Most nutrients are returned to the pasture via the cow’s dung and urine.
This is pretty much a self-replenishing system.
But if the farmer decided to buy maize and canola meal from the neighbour’s farm and starts to feed them to the cows.
The farmer is now importing nutrients from the neighbour’s farm and feeding them to the cows.
Because most of these additional nutrients will not be used by the cow (because she is an inefficient user of nutrients) those additional nutrients will be deposited onto the land via the cow’s effluent.
The result is the stocking rate on the farm could increase to 2.6 cows per ha with the cows producing 30 litres per day. The farm is producing more milk but it has also become more intensive and the possibility of too many nutrients leaching out of the soil is greater.
The Efficient Crop
Plants are very efficient at utilising nutrients.
They absorb a lot of nutrients from the soil as they grow and when the plant is harvested, those nutrients are effectively removed from the soil and carried away with the plant.
These nutrients need to be replaced by importing nutrients from somewhere else in the form of fertiliser.
Fertilisers can be mulch, manure, minerals or synthetic compounds.
But the principle is that the farmer needs to import nutrients to replace the nutrients removed by the crop.
This is where cropping farmers can end up with adverse environmental impacts.
Most nutrients in the soil are not in a form that plants can absorb.
When a crop is planted the plants absorb large amounts of the available nutrients in the soil.
If a crop removes 90kg of nitrogen from the soil, it’s not a simple matter of applying 90kg of nitrogen fertiliser to replace it.
Nitrogen needs to be converted to nitrate by microorganisms in the soil before a plant can access it.
Cropping farmers are constantly in a balancing act trying to replace nutrients and ensure there are enough plant-available nutrients for the next crop. But also not wanting to add too much fertiliser.
How Much Nitrate is Lost?
The table below shows the amount of nitrate that is lost below the root zone.
It’s no longer available to the farmer.
This lost nitrate will continue down the soil profile until it gets into the water table.
As you can see, the losses range widely among the different farming types and soil types.
But if you look at the “NZ dairy cows on silt loam soils with zero nitrogen fertiliser”. It losses 25kg of N.
The “NZ dairy cows on silt loams with 200kg of N fertiliser”. It lost 59kg of N. I suspect that the additional N loss is not due to the fertiliser being applied to the farm, but that the farm can support more cows and those additional cows are adding more effluent.
Also, look at the variation in N loss for the mixed cropping 14-102 kg, and cereal rotation 17-87 kg.
The variation is due to numerous factors but it shows that cropping in some cases is much lower than dairy and much higher than dairy in other cases.

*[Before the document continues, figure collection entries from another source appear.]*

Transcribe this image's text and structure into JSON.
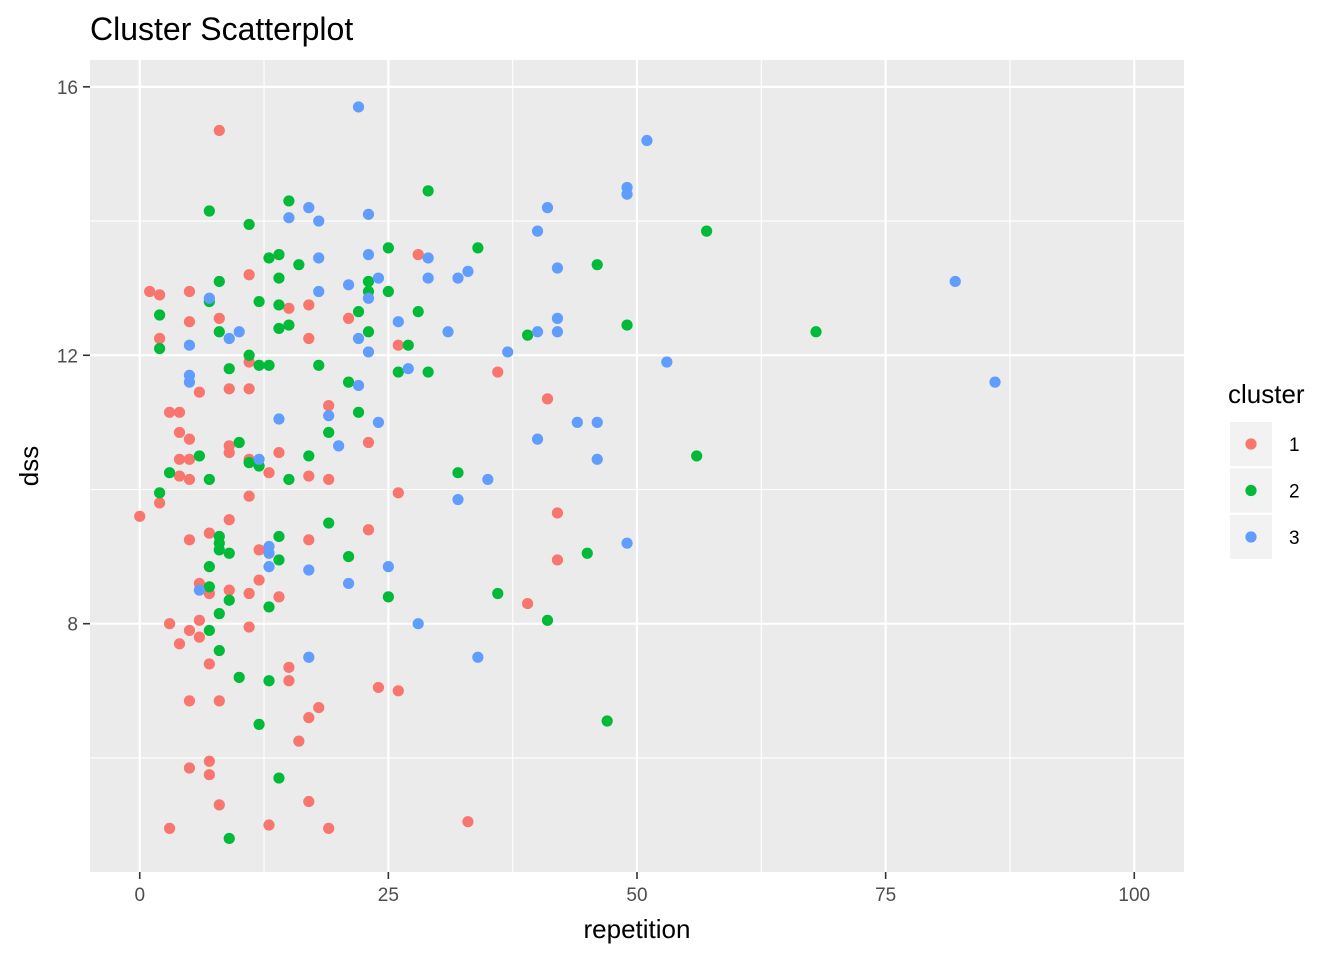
{
  "chart_data": {
    "type": "scatter",
    "title": "Cluster Scatterplot",
    "xlabel": "repetition",
    "ylabel": "dss",
    "xlim": [
      -5,
      105
    ],
    "ylim": [
      4.3,
      16.4
    ],
    "x_ticks": [
      0,
      25,
      50,
      75,
      100
    ],
    "y_ticks": [
      8,
      12,
      16
    ],
    "grid": true,
    "legend": {
      "title": "cluster",
      "position": "right"
    },
    "series": [
      {
        "name": "1",
        "color": "#F8766D",
        "points": [
          [
            0,
            9.6
          ],
          [
            1,
            12.95
          ],
          [
            2,
            12.9
          ],
          [
            2,
            12.25
          ],
          [
            2,
            9.8
          ],
          [
            3,
            11.15
          ],
          [
            3,
            8
          ],
          [
            3,
            4.95
          ],
          [
            4,
            11.15
          ],
          [
            4,
            10.85
          ],
          [
            4,
            10.45
          ],
          [
            4,
            10.2
          ],
          [
            4,
            7.7
          ],
          [
            5,
            12.95
          ],
          [
            5,
            12.5
          ],
          [
            5,
            10.75
          ],
          [
            5,
            10.45
          ],
          [
            5,
            10.15
          ],
          [
            5,
            9.25
          ],
          [
            5,
            7.9
          ],
          [
            5,
            6.85
          ],
          [
            5,
            5.85
          ],
          [
            6,
            11.45
          ],
          [
            6,
            8.6
          ],
          [
            6,
            8.05
          ],
          [
            6,
            7.8
          ],
          [
            7,
            9.35
          ],
          [
            7,
            8.45
          ],
          [
            7,
            7.4
          ],
          [
            7,
            5.95
          ],
          [
            7,
            5.75
          ],
          [
            8,
            15.35
          ],
          [
            8,
            12.55
          ],
          [
            8,
            6.85
          ],
          [
            8,
            5.3
          ],
          [
            9,
            11.5
          ],
          [
            9,
            10.65
          ],
          [
            9,
            10.55
          ],
          [
            9,
            9.55
          ],
          [
            9,
            8.5
          ],
          [
            11,
            13.2
          ],
          [
            11,
            11.9
          ],
          [
            11,
            11.5
          ],
          [
            11,
            10.45
          ],
          [
            11,
            9.9
          ],
          [
            11,
            8.45
          ],
          [
            11,
            7.95
          ],
          [
            12,
            9.1
          ],
          [
            12,
            8.65
          ],
          [
            13,
            10.25
          ],
          [
            13,
            5.0
          ],
          [
            14,
            10.55
          ],
          [
            14,
            8.4
          ],
          [
            15,
            12.7
          ],
          [
            15,
            7.35
          ],
          [
            15,
            7.15
          ],
          [
            16,
            6.25
          ],
          [
            17,
            12.75
          ],
          [
            17,
            12.25
          ],
          [
            17,
            10.2
          ],
          [
            17,
            9.25
          ],
          [
            17,
            6.6
          ],
          [
            17,
            5.35
          ],
          [
            18,
            6.75
          ],
          [
            19,
            11.25
          ],
          [
            19,
            10.15
          ],
          [
            19,
            4.95
          ],
          [
            21,
            12.55
          ],
          [
            23,
            10.7
          ],
          [
            23,
            9.4
          ],
          [
            24,
            7.05
          ],
          [
            26,
            12.15
          ],
          [
            26,
            9.95
          ],
          [
            26,
            7.0
          ],
          [
            28,
            13.5
          ],
          [
            33,
            5.05
          ],
          [
            36,
            11.75
          ],
          [
            39,
            8.3
          ],
          [
            41,
            11.35
          ],
          [
            42,
            9.65
          ],
          [
            42,
            8.95
          ]
        ]
      },
      {
        "name": "2",
        "color": "#00BA38",
        "points": [
          [
            2,
            12.6
          ],
          [
            2,
            12.1
          ],
          [
            2,
            9.95
          ],
          [
            3,
            10.25
          ],
          [
            6,
            10.5
          ],
          [
            7,
            14.15
          ],
          [
            7,
            12.8
          ],
          [
            7,
            10.15
          ],
          [
            7,
            8.85
          ],
          [
            7,
            8.55
          ],
          [
            7,
            7.9
          ],
          [
            8,
            13.1
          ],
          [
            8,
            12.35
          ],
          [
            8,
            9.3
          ],
          [
            8,
            9.2
          ],
          [
            8,
            9.1
          ],
          [
            8,
            8.15
          ],
          [
            8,
            7.6
          ],
          [
            9,
            11.8
          ],
          [
            9,
            9.05
          ],
          [
            9,
            8.35
          ],
          [
            9,
            4.8
          ],
          [
            10,
            10.7
          ],
          [
            10,
            7.2
          ],
          [
            11,
            13.95
          ],
          [
            11,
            12.0
          ],
          [
            11,
            10.4
          ],
          [
            12,
            12.8
          ],
          [
            12,
            11.85
          ],
          [
            12,
            10.35
          ],
          [
            12,
            6.5
          ],
          [
            13,
            13.45
          ],
          [
            13,
            11.85
          ],
          [
            13,
            8.25
          ],
          [
            13,
            7.15
          ],
          [
            14,
            13.5
          ],
          [
            14,
            13.15
          ],
          [
            14,
            12.75
          ],
          [
            14,
            12.4
          ],
          [
            14,
            9.3
          ],
          [
            14,
            8.95
          ],
          [
            14,
            5.7
          ],
          [
            15,
            14.3
          ],
          [
            15,
            12.45
          ],
          [
            15,
            10.15
          ],
          [
            16,
            13.35
          ],
          [
            17,
            10.5
          ],
          [
            18,
            11.85
          ],
          [
            19,
            10.85
          ],
          [
            19,
            9.5
          ],
          [
            21,
            11.6
          ],
          [
            21,
            9.0
          ],
          [
            22,
            12.65
          ],
          [
            22,
            11.15
          ],
          [
            23,
            13.1
          ],
          [
            23,
            12.95
          ],
          [
            23,
            12.35
          ],
          [
            25,
            13.6
          ],
          [
            25,
            12.95
          ],
          [
            25,
            8.4
          ],
          [
            26,
            11.75
          ],
          [
            27,
            12.15
          ],
          [
            28,
            12.65
          ],
          [
            29,
            14.45
          ],
          [
            29,
            11.75
          ],
          [
            32,
            10.25
          ],
          [
            34,
            13.6
          ],
          [
            36,
            8.45
          ],
          [
            39,
            12.3
          ],
          [
            41,
            8.05
          ],
          [
            45,
            9.05
          ],
          [
            46,
            13.35
          ],
          [
            47,
            6.55
          ],
          [
            49,
            12.45
          ],
          [
            56,
            10.5
          ],
          [
            57,
            13.85
          ],
          [
            68,
            12.35
          ]
        ]
      },
      {
        "name": "3",
        "color": "#619CFF",
        "points": [
          [
            5,
            12.15
          ],
          [
            5,
            11.7
          ],
          [
            5,
            11.6
          ],
          [
            6,
            8.5
          ],
          [
            7,
            12.85
          ],
          [
            9,
            12.25
          ],
          [
            10,
            12.35
          ],
          [
            12,
            10.45
          ],
          [
            13,
            9.15
          ],
          [
            13,
            9.05
          ],
          [
            13,
            8.85
          ],
          [
            14,
            11.05
          ],
          [
            15,
            14.05
          ],
          [
            17,
            14.2
          ],
          [
            17,
            8.8
          ],
          [
            17,
            7.5
          ],
          [
            18,
            14.0
          ],
          [
            18,
            13.45
          ],
          [
            18,
            12.95
          ],
          [
            19,
            11.1
          ],
          [
            20,
            10.65
          ],
          [
            21,
            13.05
          ],
          [
            21,
            8.6
          ],
          [
            22,
            15.7
          ],
          [
            22,
            12.25
          ],
          [
            22,
            11.55
          ],
          [
            23,
            14.1
          ],
          [
            23,
            13.5
          ],
          [
            23,
            12.85
          ],
          [
            23,
            12.05
          ],
          [
            24,
            13.15
          ],
          [
            24,
            11.0
          ],
          [
            25,
            8.85
          ],
          [
            26,
            12.5
          ],
          [
            27,
            11.8
          ],
          [
            28,
            8.0
          ],
          [
            29,
            13.45
          ],
          [
            29,
            13.15
          ],
          [
            31,
            12.35
          ],
          [
            32,
            13.15
          ],
          [
            32,
            9.85
          ],
          [
            33,
            13.25
          ],
          [
            34,
            7.5
          ],
          [
            35,
            10.15
          ],
          [
            37,
            12.05
          ],
          [
            40,
            13.85
          ],
          [
            40,
            12.35
          ],
          [
            40,
            10.75
          ],
          [
            41,
            14.2
          ],
          [
            42,
            13.3
          ],
          [
            42,
            12.55
          ],
          [
            42,
            12.35
          ],
          [
            44,
            11.0
          ],
          [
            46,
            11.0
          ],
          [
            46,
            10.45
          ],
          [
            49,
            14.5
          ],
          [
            49,
            14.4
          ],
          [
            49,
            9.2
          ],
          [
            51,
            15.2
          ],
          [
            53,
            11.9
          ],
          [
            82,
            13.1
          ],
          [
            86,
            11.6
          ]
        ]
      }
    ]
  }
}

Finally, look at the “USA corn, carrots” with 155kg of N loss.
This is 100% plant-based agriculture with significant N loss.
The main feed to dairy cows in the USA is corn.
In the USA dairy system, we have a super-intensive cropping system with high emissions and N losses. Feeding a super intensive dairy system. When we see figures comparing dairy to other foods, the dairy figures are usually derived from the US dairy system.
One last point, just to make sure my message is loud and clear.
Plant-based does not mean more sustainable
The graph below shows nitrogen losses from vegetable production are much higher than in other forms of agriculture.
That’s because market gardening is high-intensity agriculture.
I’d like you to think of this graph next time you hear someone proposing we replace cows with plant-based agriculture.
You can read the report that I sourced these graphs from here.
Long-time readers will know, I always finish off by saying a good solution to these issues is to integrate ruminate animals into cropping systems and vice versa.
Crops take nutrients out of the ground and animals put nutrients into the ground. They are opposites and they complement each other.